The incidence of ACS is estimated between 80,000 and 100,000 new cases per year. At the University Hospital Center (CHU) of Réunion, acute chest pain is the leading cause of discharges from the Mobile Emergency and Resuscitation Service (SMUR). In 2019, it represented 23% of exits, 8.5% of which concerned SCAs.
The SCA can be anxiety-provoking due to its unexpected and brutal nature. Pain related to myocardial ischemia generates anxiety. This increases when patients associate these pains with death. This anxiety is exacerbated by waiting times for care, especially for patients living in rural areas. In addition, conditions relating to medical care such as noise and the pre-hospital medical environment are perceived as influencing anxiety by patients.

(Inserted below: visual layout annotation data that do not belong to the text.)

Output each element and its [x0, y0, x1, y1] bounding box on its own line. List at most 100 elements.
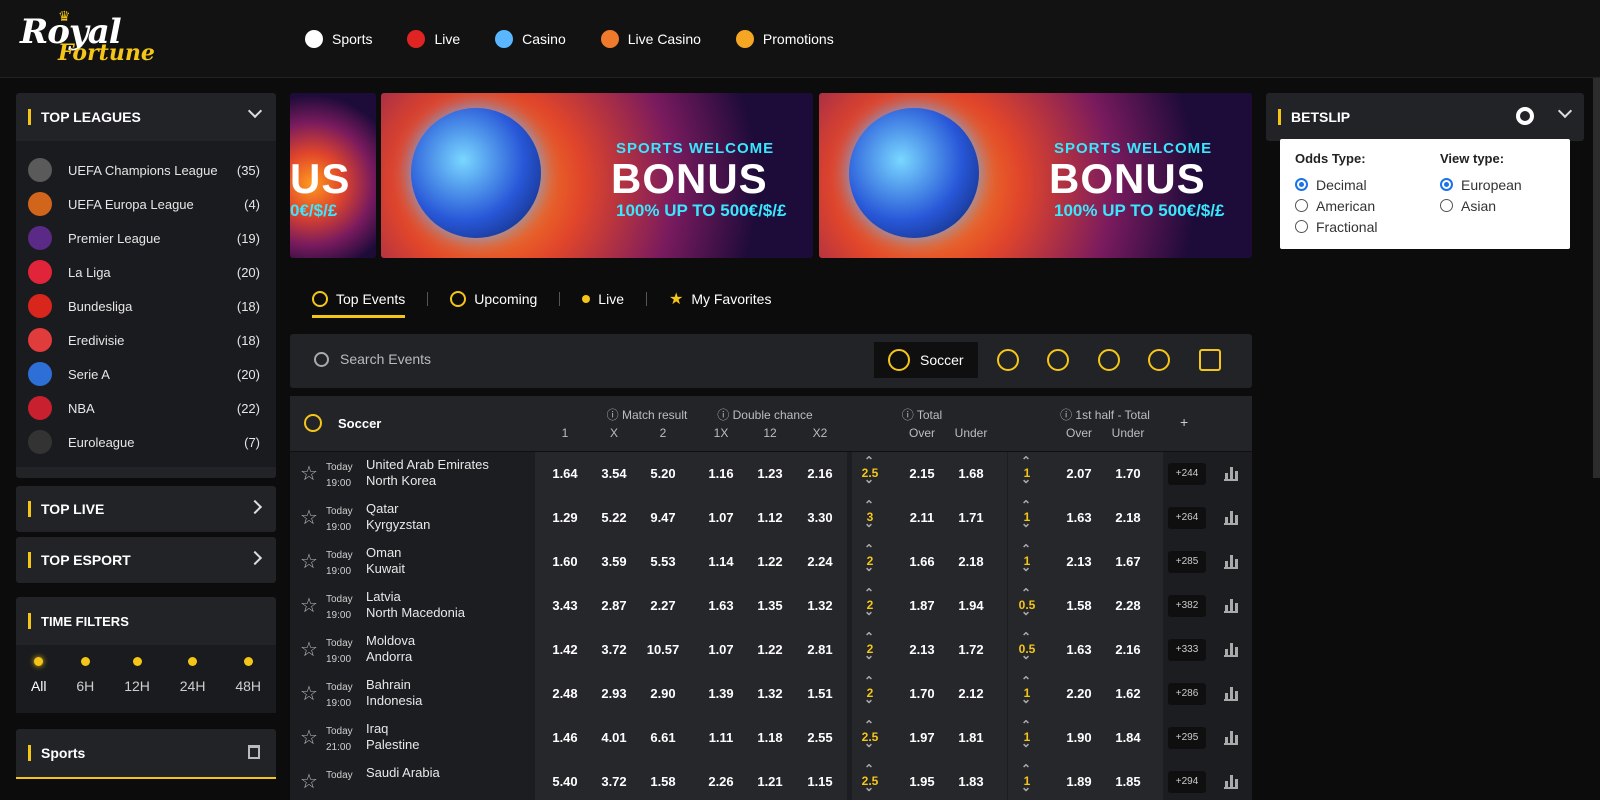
favorite-star-icon[interactable]: ☆	[300, 508, 318, 528]
radio-option-european[interactable]: European	[1440, 174, 1522, 195]
more-markets-button[interactable]: +295	[1168, 727, 1206, 749]
odds-cell[interactable]: 6.61	[639, 730, 687, 745]
half-line-stepper[interactable]: 0.5	[1015, 586, 1039, 618]
chevron-right-icon[interactable]	[247, 550, 263, 566]
odds-cell[interactable]: 2.16	[796, 466, 844, 481]
odds-cell[interactable]: 2.48	[541, 686, 589, 701]
odds-cell[interactable]: 1.71	[947, 510, 995, 525]
search-input[interactable]: Search Events	[340, 351, 431, 367]
total-line-stepper[interactable]: 2	[858, 674, 882, 706]
event-teams[interactable]: Iraq Palestine	[366, 721, 419, 753]
odds-cell[interactable]: 1.95	[898, 774, 946, 789]
radio-option-american[interactable]: American	[1295, 195, 1377, 216]
odds-cell[interactable]: 1.83	[947, 774, 995, 789]
odds-cell[interactable]: 2.12	[947, 686, 995, 701]
odds-cell[interactable]: 1.85	[1104, 774, 1152, 789]
favorite-star-icon[interactable]: ☆	[300, 464, 318, 484]
odds-cell[interactable]: 1.18	[746, 730, 794, 745]
stats-chart-icon[interactable]	[1224, 687, 1238, 701]
odds-cell[interactable]: 2.18	[947, 554, 995, 569]
odds-cell[interactable]: 1.29	[541, 510, 589, 525]
odds-cell[interactable]: 1.11	[697, 730, 745, 745]
nav-promotions[interactable]: Promotions	[735, 26, 834, 52]
stats-chart-icon[interactable]	[1224, 643, 1238, 657]
odds-cell[interactable]: 4.01	[590, 730, 638, 745]
radio-button[interactable]	[1440, 199, 1453, 212]
total-line-stepper[interactable]: 2.5	[858, 454, 882, 486]
sport-filter-basketball[interactable]	[990, 342, 1026, 378]
favorite-star-icon[interactable]: ☆	[300, 684, 318, 704]
odds-cell[interactable]: 5.40	[541, 774, 589, 789]
odds-cell[interactable]: 5.53	[639, 554, 687, 569]
odds-cell[interactable]: 1.64	[541, 466, 589, 481]
favorite-star-icon[interactable]: ☆	[300, 772, 318, 792]
odds-cell[interactable]: 1.42	[541, 642, 589, 657]
odds-cell[interactable]: 1.35	[746, 598, 794, 613]
league-item[interactable]: Premier League (19)	[16, 221, 276, 255]
half-line-stepper[interactable]: 1	[1015, 498, 1039, 530]
odds-cell[interactable]: 2.16	[1104, 642, 1152, 657]
radio-option-asian[interactable]: Asian	[1440, 195, 1522, 216]
odds-cell[interactable]: 1.97	[898, 730, 946, 745]
total-line-stepper[interactable]: 2	[858, 586, 882, 618]
odds-cell[interactable]: 1.07	[697, 642, 745, 657]
time-filter-all[interactable]: All	[31, 657, 47, 713]
odds-cell[interactable]: 1.21	[746, 774, 794, 789]
total-line-stepper[interactable]: 2	[858, 542, 882, 574]
odds-cell[interactable]: 1.58	[639, 774, 687, 789]
league-item[interactable]: Serie A (20)	[16, 357, 276, 391]
radio-button[interactable]	[1295, 220, 1308, 233]
tab-top-events[interactable]: Top Events	[312, 284, 406, 318]
stats-chart-icon[interactable]	[1224, 467, 1238, 481]
odds-cell[interactable]: 2.11	[898, 510, 946, 525]
odds-cell[interactable]: 1.68	[947, 466, 995, 481]
odds-cell[interactable]: 2.07	[1055, 466, 1103, 481]
league-item[interactable]: Eredivisie (18)	[16, 323, 276, 357]
half-line-stepper[interactable]: 1	[1015, 718, 1039, 750]
favorite-star-icon[interactable]: ☆	[300, 552, 318, 572]
radio-option-fractional[interactable]: Fractional	[1295, 216, 1377, 237]
radio-button[interactable]	[1440, 178, 1453, 191]
top-live-panel[interactable]: TOP LIVE	[16, 486, 276, 532]
odds-cell[interactable]: 2.15	[898, 466, 946, 481]
odds-cell[interactable]: 2.13	[898, 642, 946, 657]
sport-filter-tennis[interactable]	[1040, 342, 1076, 378]
favorite-star-icon[interactable]: ☆	[300, 640, 318, 660]
odds-cell[interactable]: 2.20	[1055, 686, 1103, 701]
league-item[interactable]: La Liga (20)	[16, 255, 276, 289]
event-teams[interactable]: United Arab Emirates North Korea	[366, 457, 489, 489]
promo-banner-1[interactable]: SPORTS WELCOME BONUS 100% UP TO 500€/$/£	[381, 93, 813, 258]
league-item[interactable]: NBA (22)	[16, 391, 276, 425]
odds-cell[interactable]: 2.81	[796, 642, 844, 657]
tab-my-favorites[interactable]: ★ My Favorites	[669, 284, 771, 314]
odds-cell[interactable]: 1.89	[1055, 774, 1103, 789]
event-teams[interactable]: Moldova Andorra	[366, 633, 415, 665]
odds-cell[interactable]: 1.84	[1104, 730, 1152, 745]
odds-cell[interactable]: 1.63	[697, 598, 745, 613]
chevron-down-icon[interactable]	[247, 103, 263, 119]
event-teams[interactable]: Qatar Kyrgyzstan	[366, 501, 430, 533]
more-markets-button[interactable]: +382	[1168, 595, 1206, 617]
more-markets-button[interactable]: +285	[1168, 551, 1206, 573]
sport-filter-soccer[interactable]: Soccer	[874, 342, 978, 378]
time-filter-12h[interactable]: 12H	[124, 657, 150, 713]
odds-cell[interactable]: 3.72	[590, 774, 638, 789]
odds-cell[interactable]: 2.87	[590, 598, 638, 613]
top-esport-panel[interactable]: TOP ESPORT	[16, 537, 276, 583]
event-teams[interactable]: Latvia North Macedonia	[366, 589, 465, 621]
sport-filter-rugby[interactable]	[1141, 342, 1177, 378]
odds-cell[interactable]: 1.62	[1104, 686, 1152, 701]
nav-sports[interactable]: Sports	[305, 26, 372, 52]
favorite-star-icon[interactable]: ☆	[300, 596, 318, 616]
odds-cell[interactable]: 1.15	[796, 774, 844, 789]
odds-cell[interactable]: 1.94	[947, 598, 995, 613]
half-line-stepper[interactable]: 1	[1015, 762, 1039, 794]
top-esport-header[interactable]: TOP ESPORT	[16, 537, 276, 583]
favorite-star-icon[interactable]: ☆	[300, 728, 318, 748]
time-filter-48h[interactable]: 48H	[235, 657, 261, 713]
more-markets-button[interactable]: +333	[1168, 639, 1206, 661]
gear-icon[interactable]	[1516, 107, 1534, 125]
odds-cell[interactable]: 1.51	[796, 686, 844, 701]
league-item[interactable]: Bundesliga (18)	[16, 289, 276, 323]
radio-button[interactable]	[1295, 199, 1308, 212]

The prevalence of anxiety is high, ranging from 30 to 48.5%, in patients with chest pain and/or ACS. A 2020 meta-analysis revealed that anxious patients at the start of their ACS treatment had an increased risk of death, non-fatal myocardial infarction, rehospitalization, recurrence of ACS and the need for coronary revascularization repeated. Overall, ACS patients with anxiety have a 21% increased risk of mortality and 47% increased risk of adverse cardiovascular events compared to those without anxiety.
Pre-hospital anxiolytic treatment is therefore essential and consists above all in reassuring the patient with ACS. Medicated anxiolytics are often combined with analgesics and recommended in front of a picture of agitation due to anxiety. However, negative effects may interfere, making clinical monitoring of these patients unsuitable. At the same time, several studies note that anxiety is underdiagnosed and undertreated in the care of these patients.
In reducing the anxiety of patients with ACS, unconventional care techniques such as aromatherapy or touch massage have demonstrated their effectiveness. Music therapy is recognized in reducing the anxiety of patients in intensive care or Cardiology.
To the knowledge, in France, the effect of a musical intervention on patients with pre-hospital ACS has not yet been studied. It is in this context that the MuSCA study takes place.
Eligibility
Inclusion Criteria:
- Aged 18 and over
- With an established or suspected Acute Coronary Syndrome diagnosis
- With a stable clinical condition at the initial assessment:
- Whose anxiety assessment is > or = 30/100 mm on the Visual Analogue Scale
- Having provided express, free and informed consent
- With an estimated transport time of at least > 30 minutes
Exclusion Criteria:
- Under guardianship, curatorship or judicial safeguard procedure
- With hearing and visual impairments
- Participating in another clinical trial or having already been included in this study.